Che mi paiono parole definitive, anche in tempi di pandemia, anzi: soprattutto in tempi di pandemia. E mi paiono parole quasi perfette per il vostro faticoso e quotidiano lavoro, la medicina, la scienza, con i suoi strepitosi successi e la sua prevedibile fallibilità.

Ma Labatut ha anche un altro grande merito, almeno in questo suo magmatico libro. Quello, cioè, di costruire delle vere storie letterarie a partire dalla scienza e dagli scienziati: non c’è divulgazione in questo testo, e c’è invece letteratura, c’è finzione, c’è la necessità di raccontare qualcosa che sia più vasto delle scoperte stesse e che possa inserire le scoperte scientifiche dei nostri tempi entro un quadro più ampio, in cui possano, anche solo per un istante, mostrare un senso più profondo, quello che da molti secoli ha cominciato a sfuggirci. Perché, come conclude la recensione che già vi ho segnalato (ma ce n’è almeno un’altra che vi può essere utile, se siete ancora incerti):

La scienza, afferma Labatut, non è mai il riflesso del mondo, ma delle nostre menti; e quindi «solo una visione di insieme, come quella di un santo, di un pazzo o di un mistico, ci permette di decifrare la forma in cui è organizzato l’universo».

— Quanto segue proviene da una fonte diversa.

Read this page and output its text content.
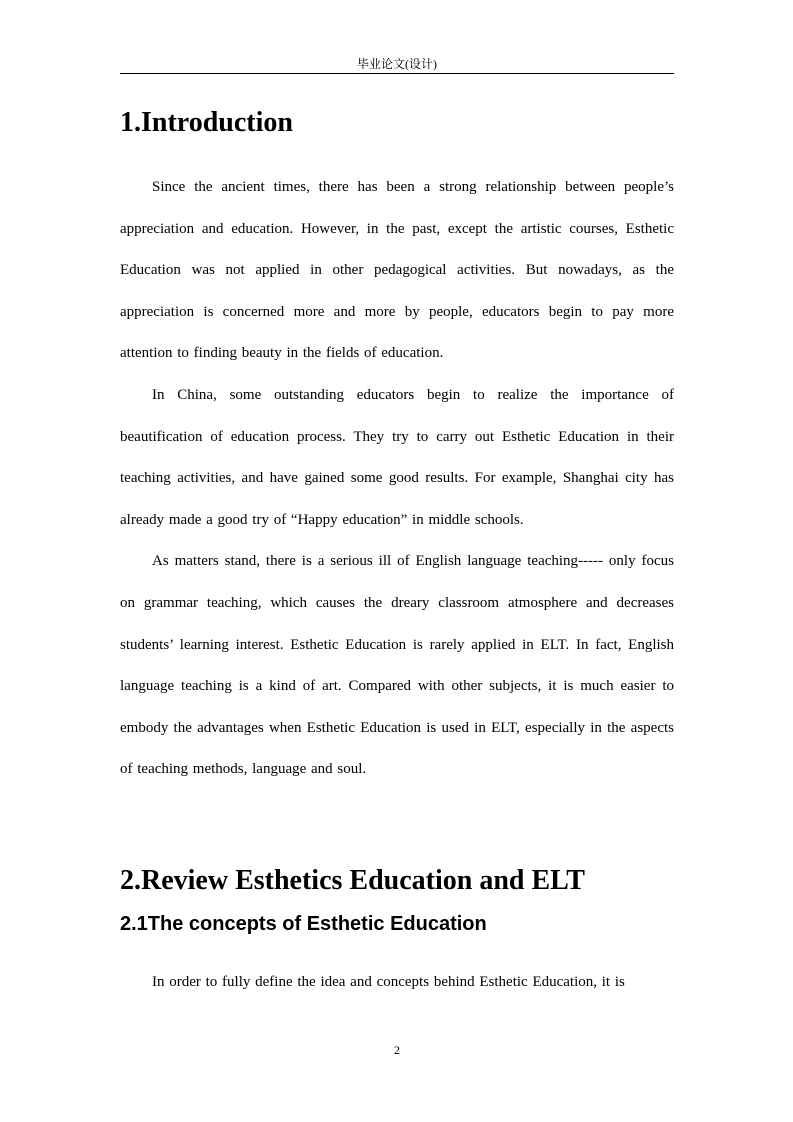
毕业论文(设计)
1.Introduction

Since the ancient times, there has been a strong relationship between people’s appreciation and education. However, in the past, except the artistic courses, Esthetic Education was not applied in other pedagogical activities. But nowadays, as the appreciation is concerned more and more by people, educators begin to pay more attention to finding beauty in the fields of education.

In China, some outstanding educators begin to realize the importance of beautification of education process. They try to carry out Esthetic Education in their teaching activities, and have gained some good results. For example, Shanghai city has already made a good try of “Happy education” in middle schools.

As matters stand, there is a serious ill of English language teaching----- only focus on grammar teaching, which causes the dreary classroom atmosphere and decreases students’ learning interest. Esthetic Education is rarely applied in ELT. In fact, English language teaching is a kind of art. Compared with other subjects, it is much easier to embody the advantages when Esthetic Education is used in ELT, especially in the aspects of teaching methods, language and soul.

2.Review Esthetics Education and ELT
2.1The concepts of Esthetic Education

In order to fully define the idea and concepts behind Esthetic Education, it is

2
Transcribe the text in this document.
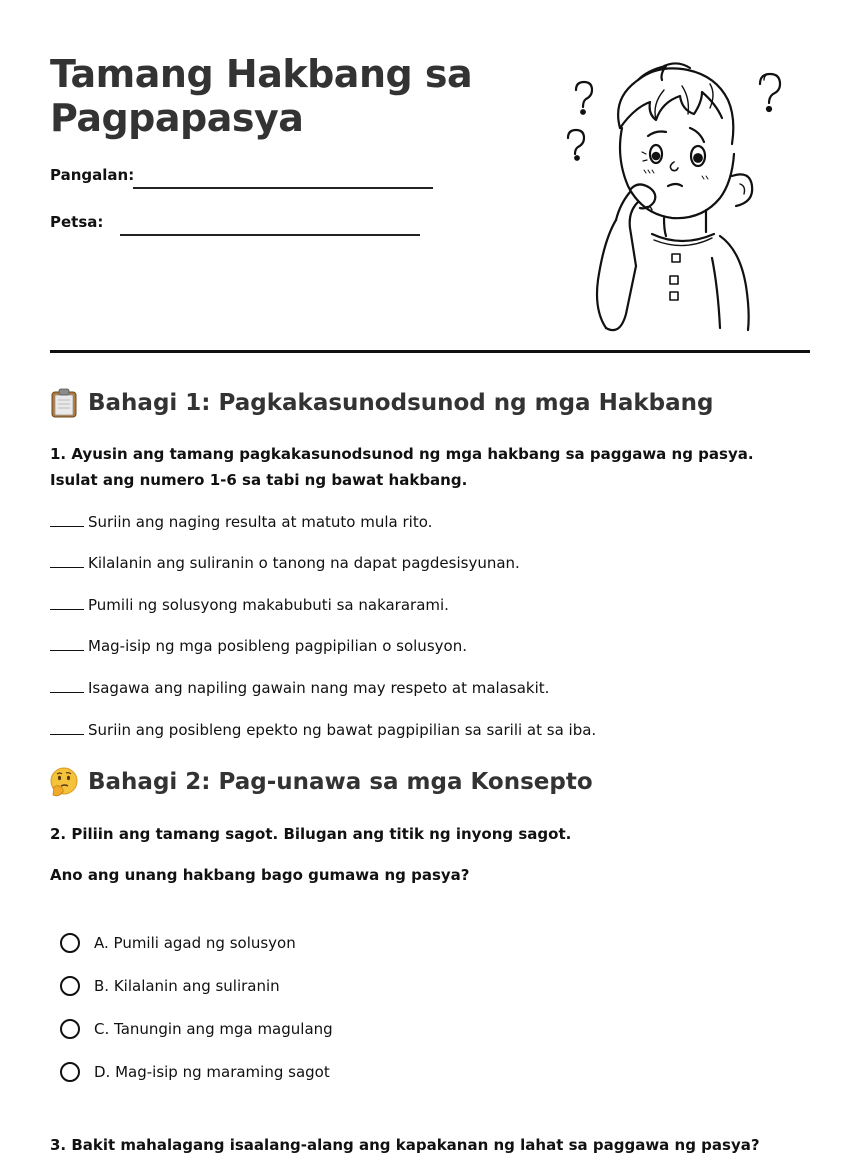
Tamang Hakbang sa Pagpapasya
Pangalan:
Petsa:
Bahagi 1: Pagkakasunodsunod ng mga Hakbang

1. Ayusin ang tamang pagkakasunodsunod ng mga hakbang sa paggawa ng pasya. Isulat ang numero 1-6 sa tabi ng bawat hakbang.

Suriin ang naging resulta at matuto mula rito.
Kilalanin ang suliranin o tanong na dapat pagdesisyunan.
Pumili ng solusyong makabubuti sa nakararami.
Mag-isip ng mga posibleng pagpipilian o solusyon.
Isagawa ang napiling gawain nang may respeto at malasakit.
Suriin ang posibleng epekto ng bawat pagpipilian sa sarili at sa iba.
Bahagi 2: Pag-unawa sa mga Konsepto

2. Piliin ang tamang sagot. Bilugan ang titik ng inyong sagot.

Ano ang unang hakbang bago gumawa ng pasya?

A. Pumili agad ng solusyon
B. Kilalanin ang suliranin
C. Tanungin ang mga magulang
D. Mag-isip ng maraming sagot

3. Bakit mahalagang isaalang-alang ang kapakanan ng lahat sa paggawa ng pasya?
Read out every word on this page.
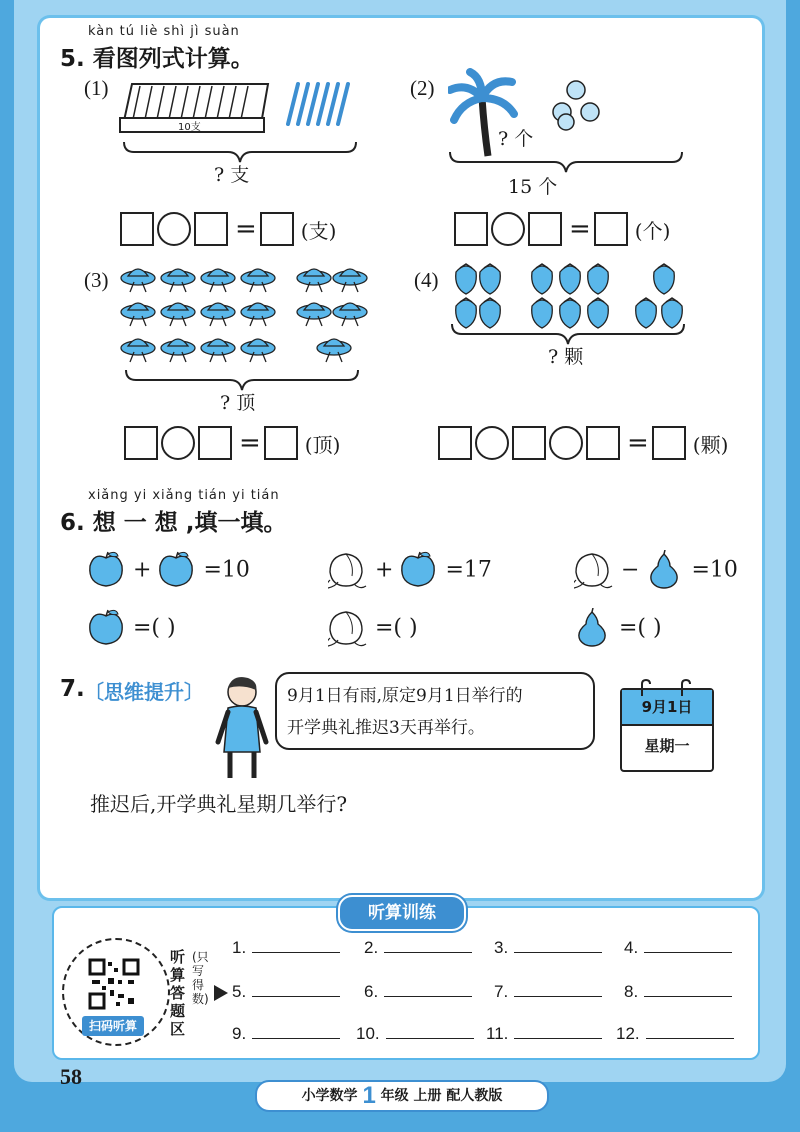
kàn tú liè shì jì suàn
5. 看图列式计算。
(1)
10支
? 支
= (支)
(2)
? 个
15 个
= (个)
(3)
? 顶
= (顶)
(4)
? 颗
= (颗)
xiǎng yi xiǎng tián yi tián
6. 想 一 想 ,填一填。
+ =10	+ =17	− =10
=( )	=( )	=( )
7. 〔思维提升〕	9月1日有雨,原定9月1日举行的
开学典礼推迟3天再举行。
9月1日
星期一
推迟后,开学典礼星期几举行?
听算训练
扫码听算
听算答题区
(只写得数)
1.	2.	3.	4.
5.	6.	7.	8.
9.	10.	11.	12.
58
小学数学 1 年级 上册 配人教版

Ecco, alla fine ce l’ho fatta, vi ho parlato anche di questo libro, che ho letto tanti mesi fa. E mentre scrivevo ho anche capito le ragioni della mia incertezza, della mia lunga reticenza, di un silenzio che insospettiva pure me stesso. Non vi dirò nulla, non oggi. Ma immagino che quelli di voi che mi conoscono meglio e quelli di voi che mi leggono da più tempo lo avranno già capito da soli.